Though the Jews of Herat in western Afghanistan haven’t lived there in decades, the city’s historic synagogue, thought to have been built around the turn of the 20th century, is set to undergo a conservation project with the backing of the Taliban government, according to the Art Newspaper.
The 16-month project, set to start in November, is aimed at preventing the collapse of the Yu Aw synagogue’s structure. It is being planned by the Herat municipality and other local organizations, and it is being funded with nearly $500,000 from the Aliph Foundation, a Swiss group aimed at protecting cultural heritage sites in conflict areas. The community mikvah, known as the Hammam-e Mosaie, will also be repaired as part of the project.
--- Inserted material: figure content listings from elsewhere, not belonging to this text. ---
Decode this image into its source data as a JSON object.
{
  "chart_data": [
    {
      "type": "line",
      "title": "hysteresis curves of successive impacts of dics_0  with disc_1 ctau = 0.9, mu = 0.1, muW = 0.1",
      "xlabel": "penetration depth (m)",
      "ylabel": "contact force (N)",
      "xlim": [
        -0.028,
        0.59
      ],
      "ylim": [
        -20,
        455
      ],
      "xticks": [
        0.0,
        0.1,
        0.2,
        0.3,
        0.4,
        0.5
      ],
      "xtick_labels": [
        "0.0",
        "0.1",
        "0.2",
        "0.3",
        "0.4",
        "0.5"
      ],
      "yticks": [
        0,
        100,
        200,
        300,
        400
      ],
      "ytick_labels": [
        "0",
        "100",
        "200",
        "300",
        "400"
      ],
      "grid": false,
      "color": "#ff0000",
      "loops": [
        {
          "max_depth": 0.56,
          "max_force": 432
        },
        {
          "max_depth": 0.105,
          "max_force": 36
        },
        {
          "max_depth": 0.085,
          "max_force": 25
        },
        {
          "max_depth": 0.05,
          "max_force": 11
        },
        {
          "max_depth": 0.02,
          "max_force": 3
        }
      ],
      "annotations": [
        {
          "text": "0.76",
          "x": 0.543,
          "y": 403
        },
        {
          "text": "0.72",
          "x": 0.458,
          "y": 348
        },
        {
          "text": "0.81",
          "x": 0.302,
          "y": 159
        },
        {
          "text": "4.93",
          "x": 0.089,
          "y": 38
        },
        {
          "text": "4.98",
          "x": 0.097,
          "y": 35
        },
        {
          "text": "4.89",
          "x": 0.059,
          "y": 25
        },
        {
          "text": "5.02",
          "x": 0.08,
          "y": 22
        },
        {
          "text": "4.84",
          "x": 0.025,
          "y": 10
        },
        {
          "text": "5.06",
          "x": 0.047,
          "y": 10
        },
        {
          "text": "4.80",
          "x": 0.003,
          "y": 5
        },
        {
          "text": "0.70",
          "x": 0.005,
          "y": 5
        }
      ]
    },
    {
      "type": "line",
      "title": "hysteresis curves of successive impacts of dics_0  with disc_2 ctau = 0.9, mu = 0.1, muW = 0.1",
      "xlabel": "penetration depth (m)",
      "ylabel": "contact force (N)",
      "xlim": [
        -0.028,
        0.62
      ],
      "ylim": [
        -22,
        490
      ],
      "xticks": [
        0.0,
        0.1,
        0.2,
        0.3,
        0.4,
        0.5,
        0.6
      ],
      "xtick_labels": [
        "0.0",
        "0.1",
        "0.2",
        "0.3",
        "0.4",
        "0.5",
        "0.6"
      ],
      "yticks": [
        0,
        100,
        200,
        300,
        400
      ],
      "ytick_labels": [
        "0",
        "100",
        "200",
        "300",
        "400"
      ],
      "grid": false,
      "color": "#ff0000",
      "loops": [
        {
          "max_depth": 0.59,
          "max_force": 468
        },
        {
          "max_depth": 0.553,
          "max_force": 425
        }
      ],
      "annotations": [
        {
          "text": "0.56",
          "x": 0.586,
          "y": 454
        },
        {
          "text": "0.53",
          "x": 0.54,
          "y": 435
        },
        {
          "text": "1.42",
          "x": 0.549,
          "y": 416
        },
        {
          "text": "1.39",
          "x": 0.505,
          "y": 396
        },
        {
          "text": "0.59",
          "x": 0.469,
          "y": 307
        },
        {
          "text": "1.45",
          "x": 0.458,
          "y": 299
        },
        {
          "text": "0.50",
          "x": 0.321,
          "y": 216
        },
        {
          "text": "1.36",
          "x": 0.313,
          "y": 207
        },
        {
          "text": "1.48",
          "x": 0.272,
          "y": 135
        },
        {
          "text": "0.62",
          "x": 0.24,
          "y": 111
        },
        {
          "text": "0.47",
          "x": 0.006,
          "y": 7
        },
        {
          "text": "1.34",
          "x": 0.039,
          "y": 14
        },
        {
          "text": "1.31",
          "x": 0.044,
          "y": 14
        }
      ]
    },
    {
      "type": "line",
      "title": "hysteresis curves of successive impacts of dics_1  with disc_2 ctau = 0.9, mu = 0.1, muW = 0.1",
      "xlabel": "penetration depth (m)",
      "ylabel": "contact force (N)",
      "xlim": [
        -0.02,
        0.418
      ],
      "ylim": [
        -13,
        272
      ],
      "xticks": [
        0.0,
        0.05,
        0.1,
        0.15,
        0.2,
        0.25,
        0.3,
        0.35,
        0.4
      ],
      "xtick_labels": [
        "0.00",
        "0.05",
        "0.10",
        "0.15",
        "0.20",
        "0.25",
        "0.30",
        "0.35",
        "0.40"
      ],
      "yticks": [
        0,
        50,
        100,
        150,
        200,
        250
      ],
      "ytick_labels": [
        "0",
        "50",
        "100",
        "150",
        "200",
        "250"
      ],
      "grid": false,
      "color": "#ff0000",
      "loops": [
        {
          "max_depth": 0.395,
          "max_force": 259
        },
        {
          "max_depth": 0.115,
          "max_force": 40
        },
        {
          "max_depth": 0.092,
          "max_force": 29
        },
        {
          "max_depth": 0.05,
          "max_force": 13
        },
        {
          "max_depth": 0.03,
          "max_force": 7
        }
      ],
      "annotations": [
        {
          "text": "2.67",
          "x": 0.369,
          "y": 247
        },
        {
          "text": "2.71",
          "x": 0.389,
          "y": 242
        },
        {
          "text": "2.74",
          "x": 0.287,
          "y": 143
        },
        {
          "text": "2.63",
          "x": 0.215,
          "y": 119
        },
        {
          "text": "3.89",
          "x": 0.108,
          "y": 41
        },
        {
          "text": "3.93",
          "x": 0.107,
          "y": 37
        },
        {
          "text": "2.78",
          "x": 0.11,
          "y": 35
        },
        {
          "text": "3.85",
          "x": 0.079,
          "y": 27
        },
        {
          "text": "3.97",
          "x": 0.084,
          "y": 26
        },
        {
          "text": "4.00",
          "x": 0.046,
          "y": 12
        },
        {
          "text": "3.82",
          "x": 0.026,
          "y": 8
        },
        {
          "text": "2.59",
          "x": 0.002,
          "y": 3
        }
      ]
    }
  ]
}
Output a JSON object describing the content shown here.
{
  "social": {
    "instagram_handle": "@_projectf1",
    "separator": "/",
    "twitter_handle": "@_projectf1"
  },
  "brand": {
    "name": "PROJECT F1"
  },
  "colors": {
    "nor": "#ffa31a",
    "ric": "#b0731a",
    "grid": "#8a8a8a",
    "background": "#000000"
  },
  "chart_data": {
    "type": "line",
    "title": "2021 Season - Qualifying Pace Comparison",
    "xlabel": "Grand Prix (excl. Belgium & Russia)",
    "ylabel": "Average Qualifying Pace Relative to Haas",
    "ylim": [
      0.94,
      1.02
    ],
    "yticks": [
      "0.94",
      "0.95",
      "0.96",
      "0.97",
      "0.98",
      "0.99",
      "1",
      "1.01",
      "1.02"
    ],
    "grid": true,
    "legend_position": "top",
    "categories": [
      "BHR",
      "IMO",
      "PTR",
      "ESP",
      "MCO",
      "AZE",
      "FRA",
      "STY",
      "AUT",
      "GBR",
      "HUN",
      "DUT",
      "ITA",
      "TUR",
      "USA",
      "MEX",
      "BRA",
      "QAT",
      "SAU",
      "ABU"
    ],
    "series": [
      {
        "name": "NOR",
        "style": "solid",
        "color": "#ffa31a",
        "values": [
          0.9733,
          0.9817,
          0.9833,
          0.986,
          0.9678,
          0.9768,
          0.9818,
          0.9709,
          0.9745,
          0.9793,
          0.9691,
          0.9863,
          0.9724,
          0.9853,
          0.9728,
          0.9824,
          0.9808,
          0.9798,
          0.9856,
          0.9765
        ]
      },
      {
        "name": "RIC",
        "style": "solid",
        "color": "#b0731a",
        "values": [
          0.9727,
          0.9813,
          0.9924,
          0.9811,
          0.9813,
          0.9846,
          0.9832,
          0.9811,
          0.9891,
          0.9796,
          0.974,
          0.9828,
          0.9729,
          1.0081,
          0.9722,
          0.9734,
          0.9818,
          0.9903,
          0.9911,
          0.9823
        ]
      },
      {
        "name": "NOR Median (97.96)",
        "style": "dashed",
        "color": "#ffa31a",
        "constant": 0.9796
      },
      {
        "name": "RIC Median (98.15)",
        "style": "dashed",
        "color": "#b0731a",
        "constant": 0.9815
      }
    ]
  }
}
The synagogue last underwent a two-year restoration project that was completed in 2009, with funding from another Swiss organization. For a few years, it served as an educational center for women and children, but it was shut down again in 2014 due to seepage from a “poorly constructed, UN-funded municipal drainage channel in the adjoining road,” the Art Newspaper reported. It is also not explicitly a Jewish heritage project.
“This is a cultural and historic site, which is not used as a place of worship, and the local government will support its preservation,” Zalmay Safa, the head of Herat’s monuments department, told the Art Newspaper. “Despite the change in government our historic sites remain protected and they are not in any way connected to religious matters.”
Afghanistan's historic Jewish community
By 1948, Herat’s Jewish population once numbered in the tens of thousands had dropped to about 280 Jewish families. With the establishment of the state of Israel, many of these families moved to Israel or the United States, and the local Jewish community had completely left by the 1970s.
In the following decades, nearly all of the Jews of Afghanistan left the country, with one notable exception — Zebulon Simantov, who was born in Herat, refused to leave the country despite numerous security risks until September 2021, one month after the Taliban, a radical Islamist regime that the United States considers a terrorist group, returned to power. Simantov went to Israel, where his ex-wife had been living with their two daughters while waiting for him to grant her a religious divorce that he had been withholding.
“There is a lot of interest in preserving and studying issues related to culture and history,” Safa said. “We want to prove that we are tolerant and accepting of one another, we seek peace and we are not extremists.”